- Court: United States Court of Appeals for the Fourth Circuit
- Full case name: Kowalski v. Berkeley County Schools
- Argued: March 25 2011
- Decided: July 27 2011
- Citation: 652 F.3d 565

Case history
- Procedural history: Affirmed decision for the defendants from 2009 WL 10675108 (N.D. W.Va. 2000)

Holding
- The defendants did not violate the plaintiff's First Amendment free speech rights.

Case opinions
- Majority: Paul V. Niemeyer

Laws applied
- First Amendment to the United States Constitution

= Kowalski v. Berkeley County Schools =

Kowalski v. Berkeley County Schools, 652 F.3d 565 (2011), was a freedom of speech case of the United States Court of Appeals for the Fourth Circuit concerning the online speech of a public school student. The appeals court affirmed the decision of the district court that the student's suspension for online harassment of a fellow student was constitutional.

==Background==
When Kara Kowalski was a senior at Musselman High School in Berkeley County, West Virginia, school officials suspended her for five days for creating and maintaining a MySpace profile called S.A.S.H., which Kowalski claimed stood for "Students Against Sluts Herpes". A classmate claimed that the acronym actually stood for "Students Against Shay's Herpes", and that the page was largely dedicated to ridiculing a fellow student (known only as Shay N.). Kowalski was suspended after Shay N. and her parents complained to the principal of the school.

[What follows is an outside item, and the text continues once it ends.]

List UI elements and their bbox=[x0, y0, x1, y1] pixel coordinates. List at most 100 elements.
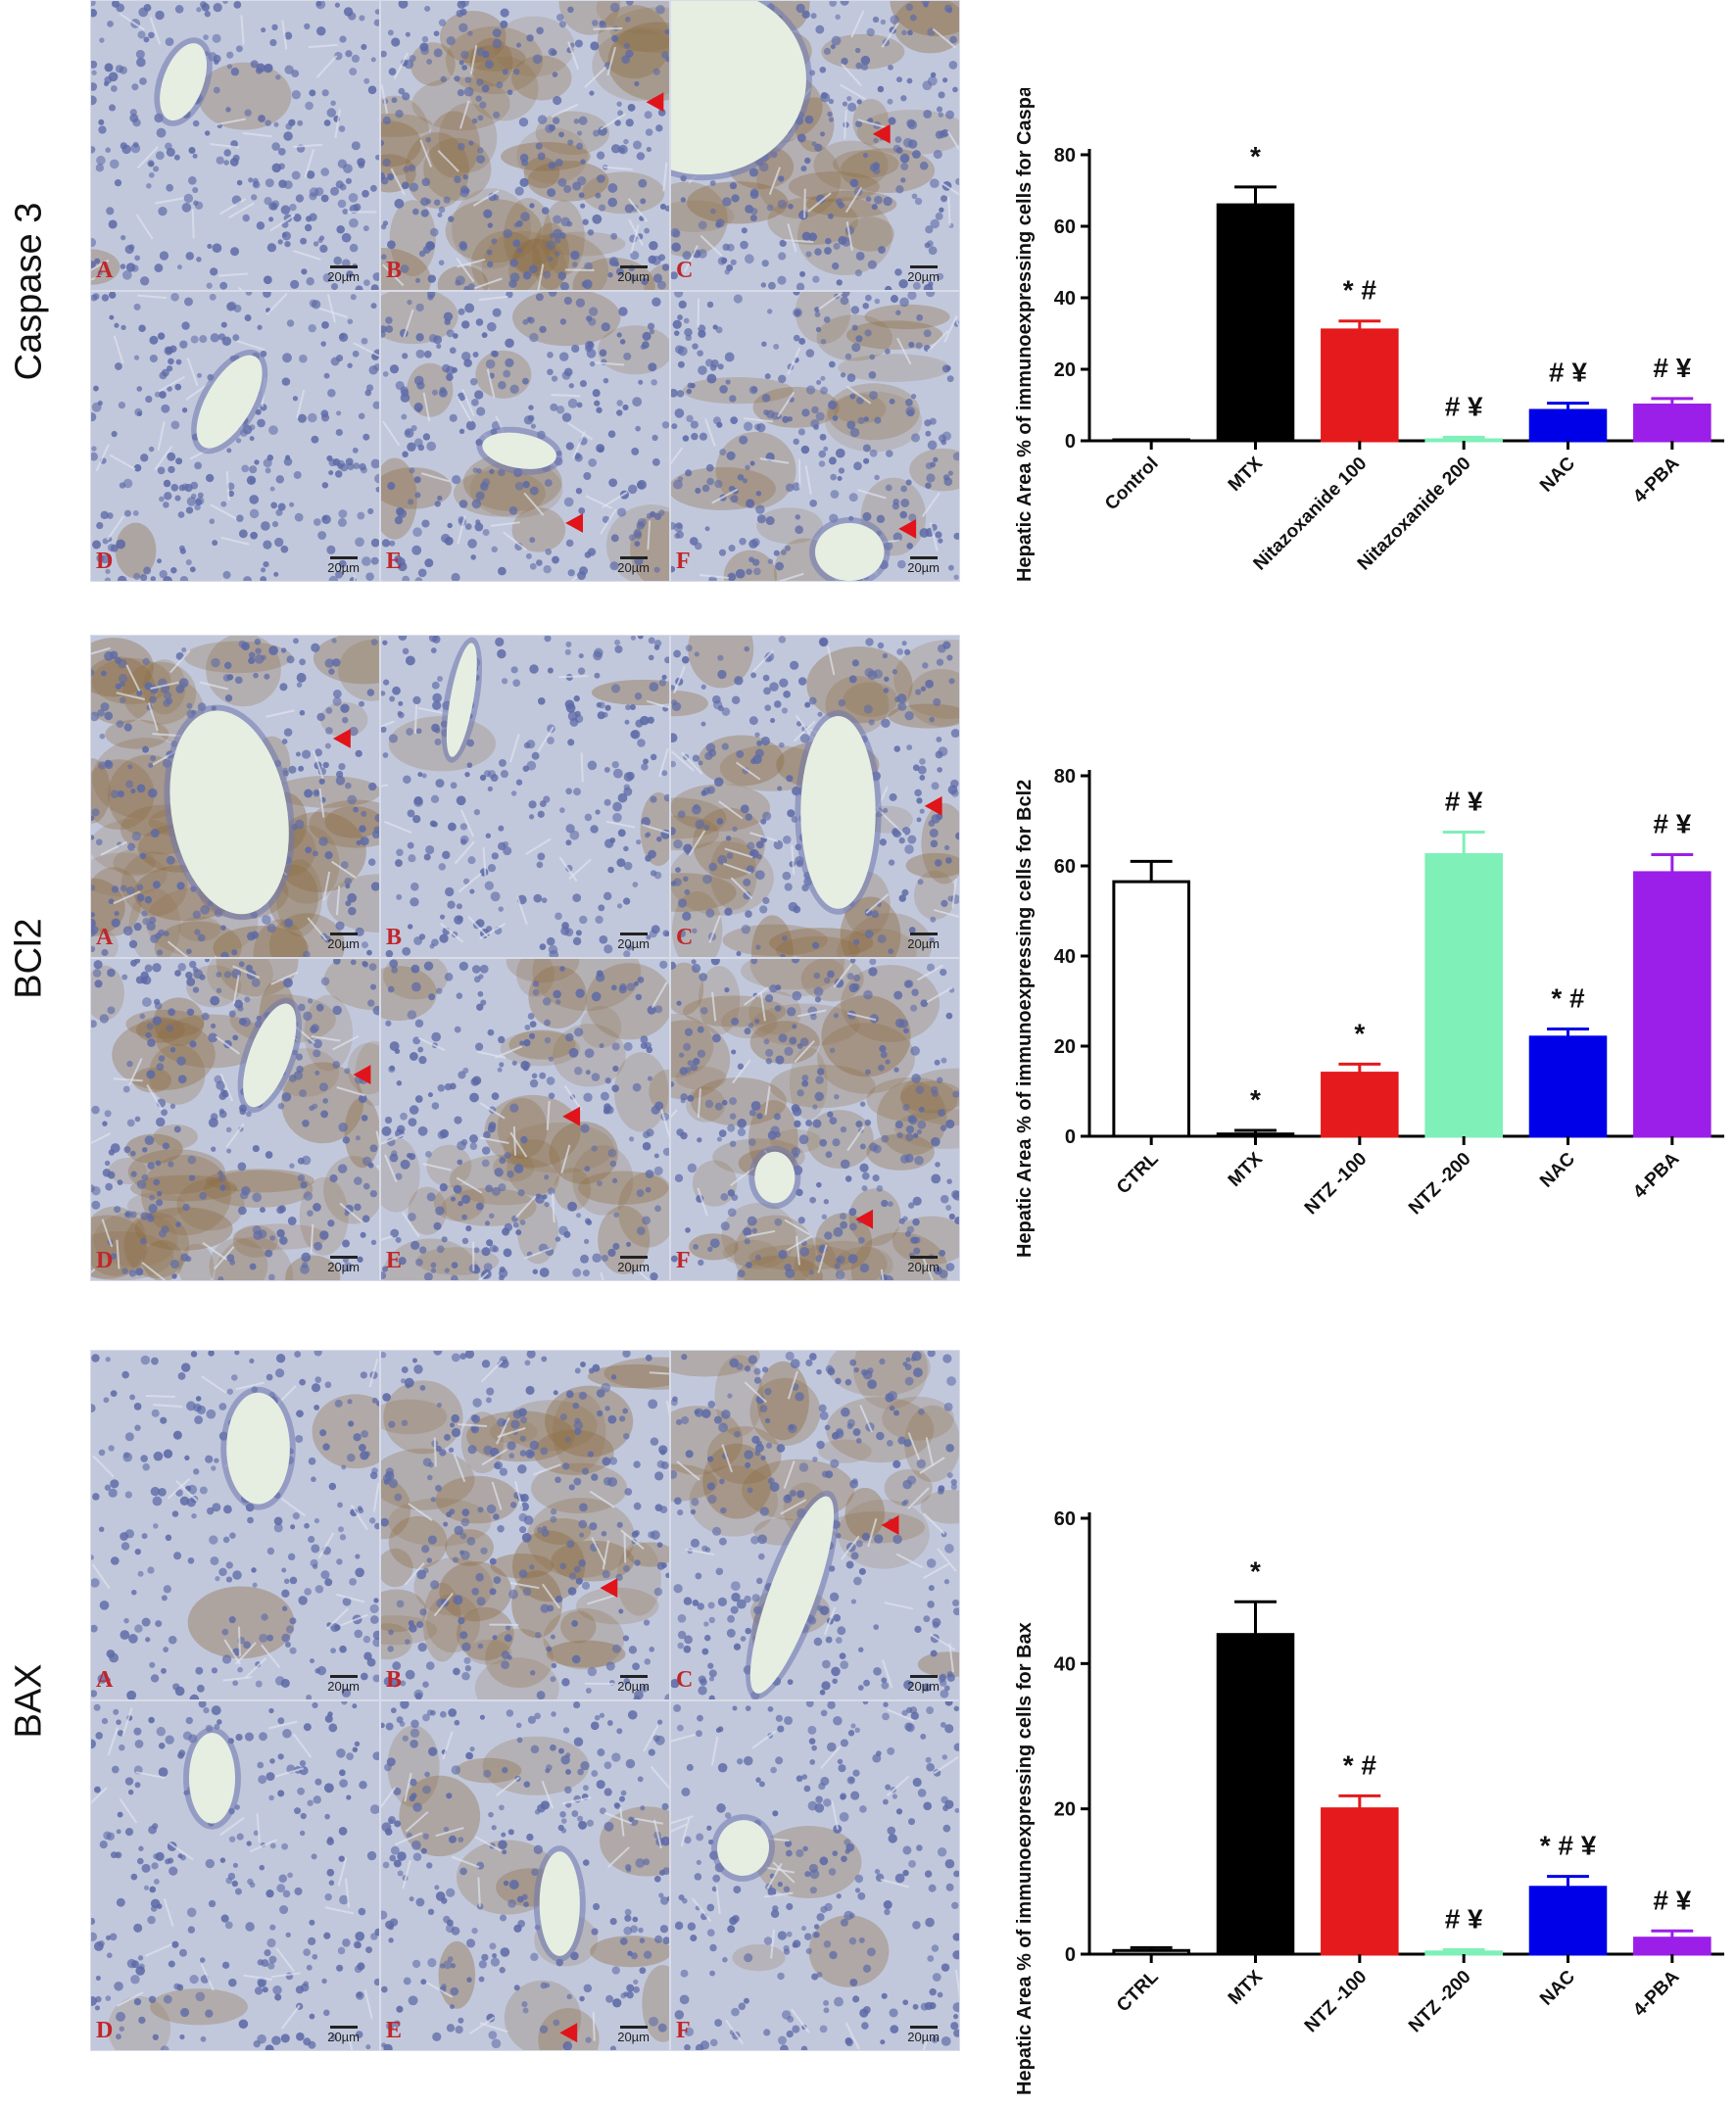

Kowalski sued the school district under the United States civil code, claiming that her suspension was a retaliation for her speech and therefore a violation of her First Amendment rights. Kowalski also claimed that the school's code of conduct deprived her of due process rights to appeal her suspension, while the suspension caused her emotional distress.

Kowalski argued that her use of the MySpace page was not a school-related activity and her expression did not occur on school grounds. Therefore it was "private out-of-school speech" that did not cause an in-school disruption of the type that officials could restrict per the Tinker v. Des Moines Independent Community School District precedent. The school district argued that Kowalski could be suspended because her speech specifically targeted her fellow student Shay N., possibly disrupting that student's education experience. The school also cited its own code of conduct that forbade harassment of fellow students.

In 2009, the district court ruled that the suspension did not violate Kowaski's constitutional rights because it caused in-school disruptions and invited harassment of other students. Kowalski appealed this decision to the Fourth Circuit.

==Opinion==
The Fourth Circuit set to determine whether Kowalski's speech fell within the school’s legitimate interest in maintaining order and protecting the well-being and educational rights of its students. Per the Tinker precedent, public schools may restrict student speech that disrupts the educational environment; and per Bethel v. Fraser, schools can restrict student speech that is "lewd and vulgar".

The circuit court found that Kowalski's speech fell within the bounds of both of these precedents, because it caused a disruption that does not qualify for First Amendment protection per the Tinker precedent. The MySpace page functioned as a platform for students to direct verbal attacks, defamatory statements, and vulgar labels toward a classmate, and the court held that this was speech that public school officials are not required to tolerate. The court also cited a Sixth Circuit precedent affirming the ability of public schools to prevent or punish speech-related harassment of students. Despite the fact that Kowalski created the MySpace page outside of school grounds, this was found to be in-school speech due to the disruption it caused within the school as Shay N. was targeted for harassment.

Ultimately, the circuit court affirmed the district court ruling, holding that the school’s punishment of Kowalski for her home-based online harassment of Shay N. was permissible and not a violation of Kowalski’s First Amendment free speech rights. Kowalski's claim that the school's code of conduct had deprived her of due process was rejected by the court because all students had been made aware of the code and its requirements, while such a code is permitted to be flexible and does not require the specificity of a criminal code. Kowalski's claim of intentional infliction of emotional distress by the school district was also rejected because under West Virginia law, there was no evidence that her safety was at risk.

Kowalski appealed the ruling to the United States Supreme Court, but certiorari was rejected.

==Impact==
Kowalski v. Berkeley County Schools has been cited as an important precedent for the law of cyberbullying in public schools, though some commentators claim that the ruling restricts student speech rights and causes confusion on the matter of speech that takes place outside of school grounds. Such confusion can be seen in the contradictory ruling by the Third Circuit in Layshock v. Hermitage School District. That contradiction was partially, but not completely, resolved by the U.S. Supreme Court in 2021 in Mahanoy Area School District v. B.L.